El Águila de Veracruz
- Manager
- Born: August 8, 1984 (age 41) Santiago de Cuba, Cuba
- Bats: RightThrows: Right
- Stats at Baseball Reference

Medals
Men's baseball
Representing Cuba
World Junior Baseball Championship
| Gold medal – first place | 2002 Sherbrooke | Team |

= Ronnier Mustelier =

Cuban baseball player (born 1984)

Ronnier Mustelier Soler (born August 8, 1984) is a Cuban former professional baseball outfielder and third baseman who is currently the manager of El Águila de Veracruz of the Mexican League. He played in the Cuban National Series, and in Minor League Baseball within the New York Yankees and Atlanta Braves organizations. Listed at 5 ft 10 in and 210 lb Mustelier threw and batted right-handed.

==Playing career==
===Cuba===
Mustelier played for Santiago de Cuba in the Cuban National Series (CNS), until defecting from Cuba in 2009. In seven CNS seasons, he batted .295 with 42 home runs and 235 RBIs in 295 games played.

===New York Yankees (minors)===
The New York Yankees signed Mustelier in 2011, giving him a $50,000 signing bonus. In 2011 and 2012, he played for several teams in the Yankees' farm system, reaching Triple-A with the Scranton/Wilkes-Barre Yankees. With an injury to Curtis Granderson in spring training in 2013, Mustelier competed for a position with the Yankees, but remained in the minor leagues, batting .272 for Scranton/Wilkes-Barre during the season. The Yankees released Mustelier on May 7, 2014, citing a need to find at bats for other players.

===Tigres de Quintana Roo===
For the 2014 season, Mustelier signed with the Tigres de Quintana Roo of the Mexican League; he batted .270 for them in 39 games.

===Vaqueros Laguna===
In July 2014, he joined Vaqueros Laguna, also of the Mexican League, where he batted .429 in 38 games. During his time with the Vaqueros, Mustelier was suspended 50 games without pay due to his failure to pass an antidoping test along with him testing positive for a banned substance.

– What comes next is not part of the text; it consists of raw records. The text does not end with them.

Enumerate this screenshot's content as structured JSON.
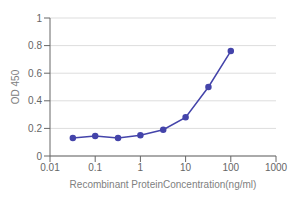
{
  "chart_data": {
    "type": "line",
    "x": [
      0.032,
      0.1,
      0.32,
      1.0,
      3.2,
      10.0,
      32.0,
      100.0
    ],
    "values": [
      0.13,
      0.145,
      0.13,
      0.15,
      0.19,
      0.28,
      0.5,
      0.76
    ],
    "color": "#4444aa",
    "marker": "circle",
    "xlabel": "Recombinant ProteinConcentration(ng/ml)",
    "ylabel": "OD 450",
    "xlim": [
      0.01,
      1000
    ],
    "ylim": [
      0,
      1.0
    ],
    "xticks": [
      0.01,
      0.1,
      1,
      10,
      100,
      1000
    ],
    "yticks": [
      0,
      0.2,
      0.4,
      0.6,
      0.8,
      1.0
    ],
    "log": "x",
    "grid": "y"
  }
}
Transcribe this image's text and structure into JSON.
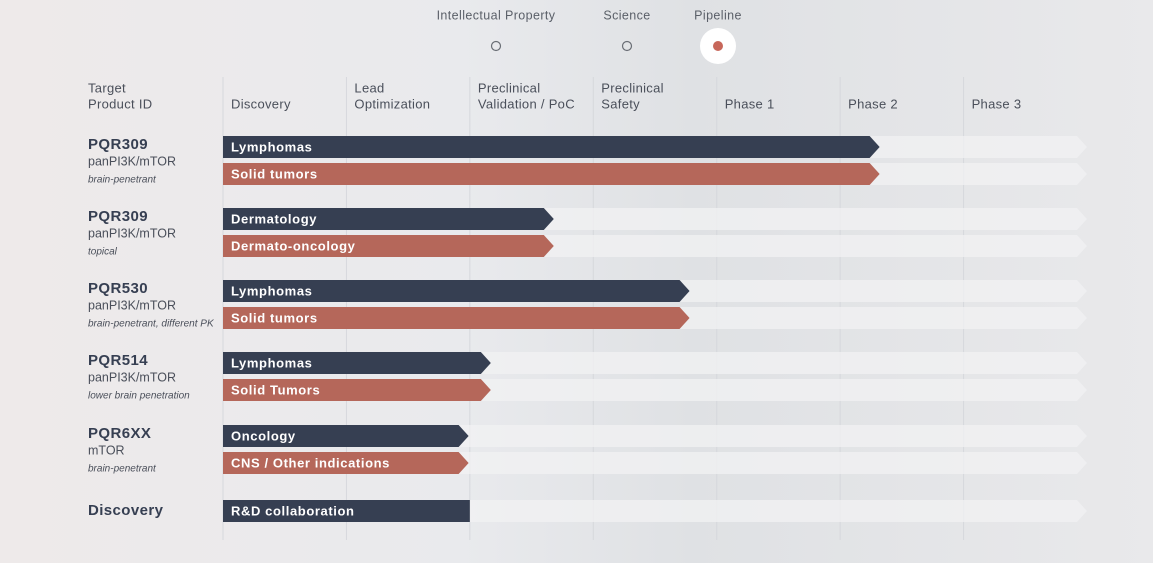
{
  "chart_data": {
    "type": "pipeline",
    "nav": [
      "Intellectual Property",
      "Science",
      "Pipeline"
    ],
    "active_nav": 2,
    "row_header": [
      "Target",
      "Product ID"
    ],
    "categories": [
      [
        "Discovery"
      ],
      [
        "Lead",
        "Optimization"
      ],
      [
        "Preclinical",
        "Validation / PoC"
      ],
      [
        "Preclinical",
        "Safety"
      ],
      [
        "Phase 1"
      ],
      [
        "Phase 2"
      ],
      [
        "Phase 3"
      ]
    ],
    "xlim": [
      0,
      7
    ],
    "products": [
      {
        "name": "PQR309",
        "target": "panPI3K/mTOR",
        "note": "brain-penetrant",
        "indications": [
          {
            "name": "Lymphomas",
            "color": "#363f52",
            "progress": 5.32
          },
          {
            "name": "Solid tumors",
            "color": "#b5675a",
            "progress": 5.32
          }
        ]
      },
      {
        "name": "PQR309",
        "target": "panPI3K/mTOR",
        "note": "topical",
        "indications": [
          {
            "name": "Dermatology",
            "color": "#363f52",
            "progress": 2.68
          },
          {
            "name": "Dermato-oncology",
            "color": "#b5675a",
            "progress": 2.68
          }
        ]
      },
      {
        "name": "PQR530",
        "target": "panPI3K/mTOR",
        "note": "brain-penetrant, different PK",
        "indications": [
          {
            "name": "Lymphomas",
            "color": "#363f52",
            "progress": 3.78
          },
          {
            "name": "Solid tumors",
            "color": "#b5675a",
            "progress": 3.78
          }
        ]
      },
      {
        "name": "PQR514",
        "target": "panPI3K/mTOR",
        "note": "lower brain penetration",
        "indications": [
          {
            "name": "Lymphomas",
            "color": "#363f52",
            "progress": 2.17
          },
          {
            "name": "Solid Tumors",
            "color": "#b5675a",
            "progress": 2.17
          }
        ]
      },
      {
        "name": "PQR6XX",
        "target": "mTOR",
        "note": "brain-penetrant",
        "indications": [
          {
            "name": "Oncology",
            "color": "#363f52",
            "progress": 1.99
          },
          {
            "name": "CNS / Other indications",
            "color": "#b5675a",
            "progress": 1.99
          }
        ]
      },
      {
        "name": "Discovery",
        "indications": [
          {
            "name": "R&D collaboration",
            "color": "#363f52",
            "progress": 2.0,
            "arrow": false
          }
        ]
      }
    ]
  }
}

===Atlanta Braves (minors)===
Mustelier did not play in organized baseball during the 2015 season. He signed with the Atlanta Braves on a minor league contract in November 2015. In 2016, he played for the Gwinnett Braves of the Triple-A International League, appearing in 117 games while batting .291 with five home runs and 50 RBIs. Mustelier was promoted to the major leagues as the Braves' 26th man for the Fort Bragg Game on July 3 against the Miami Marlins, and returned to Gwinnett the next day, without making his major league debut. He was released by the Braves on March 30, 2017.

===Leones de Yucatán===
On April 18, 2017, Mustelier signed with the Leones de Yucatán of the Mexican League. With Yucatán, he played in 48 games while batting .318 with one home run and 22 RBIs. He was released on October 2, 2017. It was later revealed that Mustelier had been playing with the club as a naturalized Mexican citizen and not as a foreigner. However, after growing suspicion, an investigation was launched and it was discovered that Mustelier's passport was falsified. The Leones de Yucatán organization was forced to pay a $5 million peso (approximately US$250,000) fine for registering Mustelier's fake passport, and Mustelier was suspended for the rest of the season.

===Olmecas de Tabasco===
On March 15, 2018, Mustelier signed with the Olmecas de Tabasco of the Mexican League. Mustelier did not play in a game in 2020 due to the cancellation of the Mexican League season because of the COVID-19 pandemic. In 2021, Mustelier batted .268/.357/.338 with 2 home runs and 21 RBIs in 60 games. On January 4, 2022, Mustelier was released in order to make room for fellow Cuban infielder Lázaro Hernández on the Olmecas roster.

===Tigres de Quintana Roo (second stint)===
On January 23, 2022, Mustelier signed with the Tigres de Quintana Roo of the Mexican League. In 29 games, he batted .299/.381/.433 with 3 home runs and 13 RBIs. Mustelier was released on June 17, 2022.

==Post-playing career==
On May 25, 2023, Mustelier became interim manager for the Tigres de Quintana Roo of the Mexican League following the dismissal of Jesse Garcia.

On May 30, 2024, Mustlier was named to manager of El Águila de Veracruz of the Mexican League.

==Personal==
Mustelier has a son, Ronny Jr., who lives in Cuba.